I'm particularly interested in the uptake and intracellular transit of parasite- and host-derived molecules, such as nutrients, drugs and innate immune factors, and the genetic control of antigenic variation. My research is underpinned by a combination of high-throughput forward genetic screens and reverse genetic approaches, enabling the identification and characterisation of proteins involved in the uptake and intracellular transit of these molecules, as well as the parasite's response to them.
Using a high throughput genetic screen (Currier et al, 2018), we've identified 63 parasite proteins that contribute to the trypanolytic action of apolipoprotein-L1 (the toxic component of human serum trypanolytic complexes), and we're now exploring their roles in apoL1 action, as well as broader T. brucei biology. Intriguingly, ten of our putative apoL1 sensitivity determinants have roles in dynamic ubiquitination and intracellular membrane trafficking.
We've also taken a similar approach to explore anti-leishmanial drug action (Collett et al, 2019), identifying a panel of candidate drug efficacy determinants in T. brucei, which is still a more tractable system than its fellow kinetoplastid parasite, Leishmania. We're now exploring their contribution to drug efficacy and their roles in T. brucei and Leishmania biology.

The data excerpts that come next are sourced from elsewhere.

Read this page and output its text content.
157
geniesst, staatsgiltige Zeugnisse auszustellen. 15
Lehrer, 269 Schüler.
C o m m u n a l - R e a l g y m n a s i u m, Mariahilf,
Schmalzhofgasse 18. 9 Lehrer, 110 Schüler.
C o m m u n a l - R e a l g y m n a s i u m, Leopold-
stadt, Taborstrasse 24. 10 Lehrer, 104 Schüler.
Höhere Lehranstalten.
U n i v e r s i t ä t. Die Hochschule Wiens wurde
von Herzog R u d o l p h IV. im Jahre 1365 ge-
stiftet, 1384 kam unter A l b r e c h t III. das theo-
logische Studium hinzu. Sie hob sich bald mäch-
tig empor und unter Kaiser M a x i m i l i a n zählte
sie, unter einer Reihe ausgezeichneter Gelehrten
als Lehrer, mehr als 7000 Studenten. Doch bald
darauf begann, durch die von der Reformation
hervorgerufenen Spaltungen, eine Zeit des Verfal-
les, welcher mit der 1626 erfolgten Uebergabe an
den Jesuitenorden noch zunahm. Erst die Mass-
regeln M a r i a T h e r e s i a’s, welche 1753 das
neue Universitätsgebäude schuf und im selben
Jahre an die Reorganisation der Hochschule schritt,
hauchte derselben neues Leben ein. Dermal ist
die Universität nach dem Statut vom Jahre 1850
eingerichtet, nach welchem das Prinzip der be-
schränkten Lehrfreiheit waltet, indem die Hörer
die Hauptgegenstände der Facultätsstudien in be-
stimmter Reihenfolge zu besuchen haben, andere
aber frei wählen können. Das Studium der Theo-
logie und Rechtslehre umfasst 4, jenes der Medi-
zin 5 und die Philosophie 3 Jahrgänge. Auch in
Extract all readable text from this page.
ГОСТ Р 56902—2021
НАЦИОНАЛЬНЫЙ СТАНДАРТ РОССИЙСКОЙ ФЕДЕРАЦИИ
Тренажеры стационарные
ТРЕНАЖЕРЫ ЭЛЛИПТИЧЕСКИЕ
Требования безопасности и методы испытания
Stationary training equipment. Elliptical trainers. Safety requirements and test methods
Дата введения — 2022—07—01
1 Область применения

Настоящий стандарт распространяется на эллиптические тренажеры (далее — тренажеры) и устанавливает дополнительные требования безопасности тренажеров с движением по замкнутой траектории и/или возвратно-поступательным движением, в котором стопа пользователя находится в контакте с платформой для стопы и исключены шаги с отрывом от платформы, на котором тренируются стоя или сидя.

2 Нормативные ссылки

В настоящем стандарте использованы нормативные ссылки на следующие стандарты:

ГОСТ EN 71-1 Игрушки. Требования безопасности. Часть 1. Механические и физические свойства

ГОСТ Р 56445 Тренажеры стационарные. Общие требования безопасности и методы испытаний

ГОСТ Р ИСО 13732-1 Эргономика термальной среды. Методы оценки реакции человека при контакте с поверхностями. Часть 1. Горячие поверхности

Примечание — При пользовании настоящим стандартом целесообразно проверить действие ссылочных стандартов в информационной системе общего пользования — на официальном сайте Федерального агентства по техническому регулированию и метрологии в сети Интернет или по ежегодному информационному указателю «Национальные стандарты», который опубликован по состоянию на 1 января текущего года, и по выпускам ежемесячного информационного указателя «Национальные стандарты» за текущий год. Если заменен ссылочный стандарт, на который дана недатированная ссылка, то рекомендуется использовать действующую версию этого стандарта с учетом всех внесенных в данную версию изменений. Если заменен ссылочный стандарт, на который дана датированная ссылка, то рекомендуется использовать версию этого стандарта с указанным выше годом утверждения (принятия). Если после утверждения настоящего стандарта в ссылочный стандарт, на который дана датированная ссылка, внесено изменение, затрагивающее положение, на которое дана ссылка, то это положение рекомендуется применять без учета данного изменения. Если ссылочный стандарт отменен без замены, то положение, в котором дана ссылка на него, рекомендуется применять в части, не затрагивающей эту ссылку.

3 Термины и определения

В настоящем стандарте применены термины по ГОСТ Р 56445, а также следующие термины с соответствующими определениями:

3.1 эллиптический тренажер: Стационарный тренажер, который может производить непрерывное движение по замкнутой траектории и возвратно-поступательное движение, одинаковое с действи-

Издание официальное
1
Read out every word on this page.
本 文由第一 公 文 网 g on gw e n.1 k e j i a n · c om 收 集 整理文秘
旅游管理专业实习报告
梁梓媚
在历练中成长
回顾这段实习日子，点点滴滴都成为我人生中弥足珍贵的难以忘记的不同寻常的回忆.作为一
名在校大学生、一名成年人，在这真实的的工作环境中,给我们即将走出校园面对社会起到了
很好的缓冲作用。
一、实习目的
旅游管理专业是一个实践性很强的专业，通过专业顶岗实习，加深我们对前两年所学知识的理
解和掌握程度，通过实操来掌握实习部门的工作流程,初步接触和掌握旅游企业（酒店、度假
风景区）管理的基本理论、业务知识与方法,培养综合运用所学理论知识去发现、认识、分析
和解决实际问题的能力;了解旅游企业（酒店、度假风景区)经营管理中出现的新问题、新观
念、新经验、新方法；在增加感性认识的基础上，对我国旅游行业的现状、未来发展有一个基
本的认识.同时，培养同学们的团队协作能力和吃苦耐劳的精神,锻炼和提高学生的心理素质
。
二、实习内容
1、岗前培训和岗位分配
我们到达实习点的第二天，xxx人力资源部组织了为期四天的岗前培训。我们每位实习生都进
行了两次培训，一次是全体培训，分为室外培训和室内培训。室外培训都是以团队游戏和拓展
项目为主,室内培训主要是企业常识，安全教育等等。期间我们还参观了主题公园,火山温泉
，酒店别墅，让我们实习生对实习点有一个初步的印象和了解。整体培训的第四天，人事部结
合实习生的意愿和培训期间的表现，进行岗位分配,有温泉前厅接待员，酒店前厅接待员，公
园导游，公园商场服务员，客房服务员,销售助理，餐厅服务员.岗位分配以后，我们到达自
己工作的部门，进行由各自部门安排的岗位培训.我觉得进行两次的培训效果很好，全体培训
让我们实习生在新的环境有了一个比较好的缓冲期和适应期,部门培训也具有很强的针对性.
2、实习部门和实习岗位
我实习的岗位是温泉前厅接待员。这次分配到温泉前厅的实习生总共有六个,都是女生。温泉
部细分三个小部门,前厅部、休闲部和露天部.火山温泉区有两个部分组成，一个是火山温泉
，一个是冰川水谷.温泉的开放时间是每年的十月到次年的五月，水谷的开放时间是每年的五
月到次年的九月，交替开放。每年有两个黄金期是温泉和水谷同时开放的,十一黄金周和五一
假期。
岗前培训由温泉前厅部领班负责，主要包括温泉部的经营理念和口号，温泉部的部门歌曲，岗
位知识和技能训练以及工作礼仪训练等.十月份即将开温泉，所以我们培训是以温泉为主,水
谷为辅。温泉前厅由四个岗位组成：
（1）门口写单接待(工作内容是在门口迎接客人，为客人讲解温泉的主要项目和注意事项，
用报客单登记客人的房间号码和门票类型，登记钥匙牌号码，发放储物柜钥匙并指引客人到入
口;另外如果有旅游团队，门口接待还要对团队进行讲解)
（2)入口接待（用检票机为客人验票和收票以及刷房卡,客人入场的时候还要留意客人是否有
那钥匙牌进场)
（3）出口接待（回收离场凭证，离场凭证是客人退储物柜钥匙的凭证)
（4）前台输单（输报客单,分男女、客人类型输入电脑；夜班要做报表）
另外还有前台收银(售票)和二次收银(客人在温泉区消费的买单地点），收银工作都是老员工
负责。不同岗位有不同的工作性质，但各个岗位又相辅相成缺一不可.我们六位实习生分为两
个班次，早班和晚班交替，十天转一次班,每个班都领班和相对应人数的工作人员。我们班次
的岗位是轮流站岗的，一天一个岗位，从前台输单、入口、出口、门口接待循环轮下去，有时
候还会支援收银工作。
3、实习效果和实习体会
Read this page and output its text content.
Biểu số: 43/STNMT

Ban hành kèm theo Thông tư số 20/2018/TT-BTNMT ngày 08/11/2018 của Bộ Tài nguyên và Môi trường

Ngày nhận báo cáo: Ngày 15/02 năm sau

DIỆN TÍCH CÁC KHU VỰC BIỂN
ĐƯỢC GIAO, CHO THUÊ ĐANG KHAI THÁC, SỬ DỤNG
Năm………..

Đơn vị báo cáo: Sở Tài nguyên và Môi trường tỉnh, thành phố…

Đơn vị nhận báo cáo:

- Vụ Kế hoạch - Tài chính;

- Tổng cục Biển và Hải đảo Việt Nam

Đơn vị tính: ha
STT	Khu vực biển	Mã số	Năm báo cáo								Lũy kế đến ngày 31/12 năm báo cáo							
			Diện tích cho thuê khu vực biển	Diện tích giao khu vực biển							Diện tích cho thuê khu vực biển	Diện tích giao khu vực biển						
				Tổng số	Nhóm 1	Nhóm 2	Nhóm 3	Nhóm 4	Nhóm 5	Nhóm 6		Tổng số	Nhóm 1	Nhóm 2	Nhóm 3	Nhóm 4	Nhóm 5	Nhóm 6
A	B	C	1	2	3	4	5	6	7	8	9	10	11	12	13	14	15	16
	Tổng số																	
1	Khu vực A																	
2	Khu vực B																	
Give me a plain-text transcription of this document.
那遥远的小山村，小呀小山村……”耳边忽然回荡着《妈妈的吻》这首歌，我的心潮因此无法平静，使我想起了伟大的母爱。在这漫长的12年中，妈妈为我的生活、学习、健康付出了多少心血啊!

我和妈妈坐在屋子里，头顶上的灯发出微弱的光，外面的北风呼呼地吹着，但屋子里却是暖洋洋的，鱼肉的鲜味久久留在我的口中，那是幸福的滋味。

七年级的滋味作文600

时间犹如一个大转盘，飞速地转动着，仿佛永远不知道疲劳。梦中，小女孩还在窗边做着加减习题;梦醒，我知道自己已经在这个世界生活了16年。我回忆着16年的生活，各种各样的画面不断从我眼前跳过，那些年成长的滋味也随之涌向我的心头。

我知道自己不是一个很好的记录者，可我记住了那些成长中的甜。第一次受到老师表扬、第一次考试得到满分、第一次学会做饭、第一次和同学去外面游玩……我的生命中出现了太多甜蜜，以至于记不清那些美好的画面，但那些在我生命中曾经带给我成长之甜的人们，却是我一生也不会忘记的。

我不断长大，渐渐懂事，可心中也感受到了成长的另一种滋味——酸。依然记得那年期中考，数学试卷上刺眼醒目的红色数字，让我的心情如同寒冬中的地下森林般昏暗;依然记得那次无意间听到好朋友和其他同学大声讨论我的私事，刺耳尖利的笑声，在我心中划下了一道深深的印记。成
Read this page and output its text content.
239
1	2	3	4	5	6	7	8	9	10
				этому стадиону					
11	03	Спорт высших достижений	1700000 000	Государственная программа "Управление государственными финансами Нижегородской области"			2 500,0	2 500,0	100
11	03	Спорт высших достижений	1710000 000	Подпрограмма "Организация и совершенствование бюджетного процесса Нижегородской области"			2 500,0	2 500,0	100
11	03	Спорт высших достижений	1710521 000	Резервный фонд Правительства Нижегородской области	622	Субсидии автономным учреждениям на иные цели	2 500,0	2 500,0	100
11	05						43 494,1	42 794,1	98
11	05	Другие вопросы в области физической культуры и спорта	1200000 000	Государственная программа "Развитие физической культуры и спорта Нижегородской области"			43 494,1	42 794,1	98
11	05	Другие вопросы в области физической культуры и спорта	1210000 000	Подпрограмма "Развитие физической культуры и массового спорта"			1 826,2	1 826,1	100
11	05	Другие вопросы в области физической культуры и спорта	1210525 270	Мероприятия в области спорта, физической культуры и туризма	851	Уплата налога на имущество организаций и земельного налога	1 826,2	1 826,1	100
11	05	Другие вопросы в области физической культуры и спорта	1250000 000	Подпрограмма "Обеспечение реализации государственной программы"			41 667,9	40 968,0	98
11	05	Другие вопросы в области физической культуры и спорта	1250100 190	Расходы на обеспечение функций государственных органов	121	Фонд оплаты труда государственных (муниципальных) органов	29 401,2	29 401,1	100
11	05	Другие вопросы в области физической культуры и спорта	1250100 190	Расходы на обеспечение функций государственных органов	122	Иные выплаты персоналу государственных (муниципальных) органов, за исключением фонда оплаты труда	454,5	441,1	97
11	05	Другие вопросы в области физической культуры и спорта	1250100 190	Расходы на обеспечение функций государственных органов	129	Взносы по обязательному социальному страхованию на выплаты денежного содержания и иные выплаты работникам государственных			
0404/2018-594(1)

Previously, we've also applied this high throughput RNAi library approach to identifying the genetic determinants of RNA polymerase-I driven VSG monoallelic expression (Glover et al 2016; Davies et al 2021). By combining the RNAi library selection with various rDNA locus-integrated reporters, we're now exploring the regulation of rRNA transcription and its intersection with VSG expression.
The full range of plasmids for tagged protein expression and RNAi knockdown in T. brucei, developed in conjunction with David Horn, are freely available to the research community - details can be found here.